LLNL researchers (from left) Phil Depond, Nick Calta, Aiden Martin and Jenny Wang are part of a multi-lab team that has successfully designed, built and tested a portable diagnostic machine capable of probing inside metal parts as they’re being 3D printed. Photo by Julie Russell/LLNL
Metal 3D printing has enormous potential to revolutionize manufacturing, but many industries have been slow to adopt the technology due to concerns over part quality and certification, which is essential to building confidence in the critical parts used in automotive and aerospace applications.
Through carefully designed experiments that replicate the manufacturing process, researchers at Lawrence Livermore have previously unveiled many of the complex mechanisms that can drive defect formation and limit part quality in metal 3D printing.
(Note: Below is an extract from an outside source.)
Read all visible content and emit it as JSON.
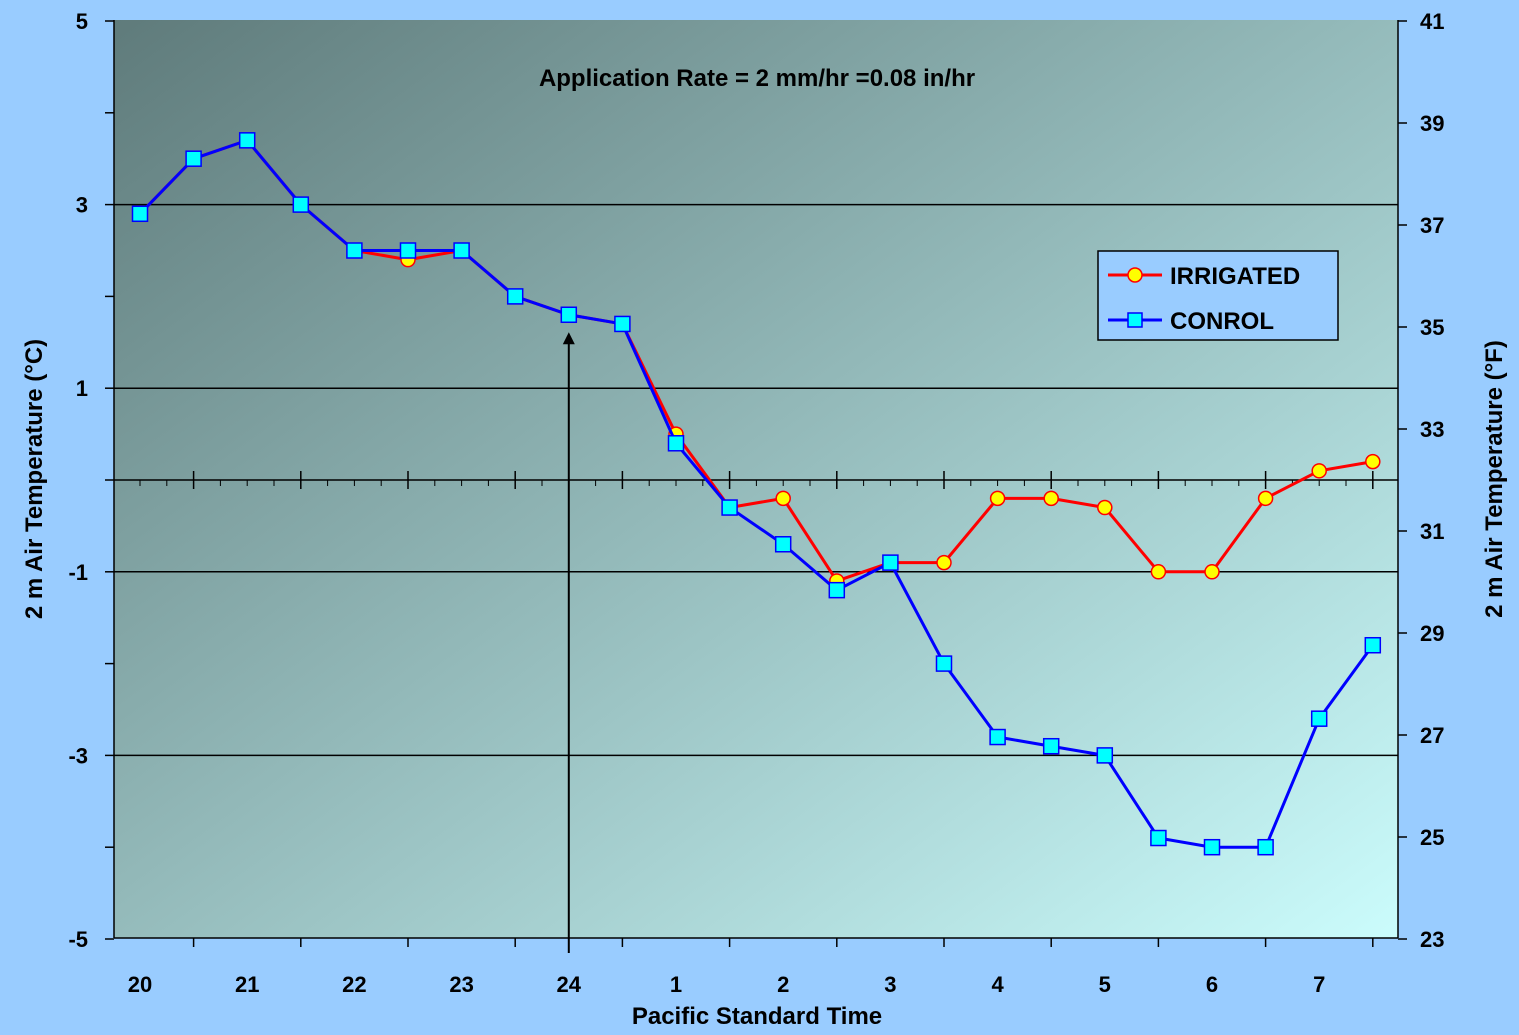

More recently, LLNL researchers have teamed up with scientists at the SLAC National Accelerator Laboratory and Ames Laboratory to better understand this process, examine more directly what exactly leads to defects in printed parts and how those flaws might be avoided.
One of the first scientific papers to come out of the partnership examines the use of X-ray imaging and diffraction to peer into metal parts as they’re being printed during the laser powder-bed fusion process, a common metal 3D printing approach. Building on years of Lab research into the physics behind the process, LLNL researcher Nick Calta and his team have designed and built a portable diagnostic machine capable of probing the melt pool, the area where the passing laser meets the metal powder, fusing and producing the layers that eventually become a fully formed part.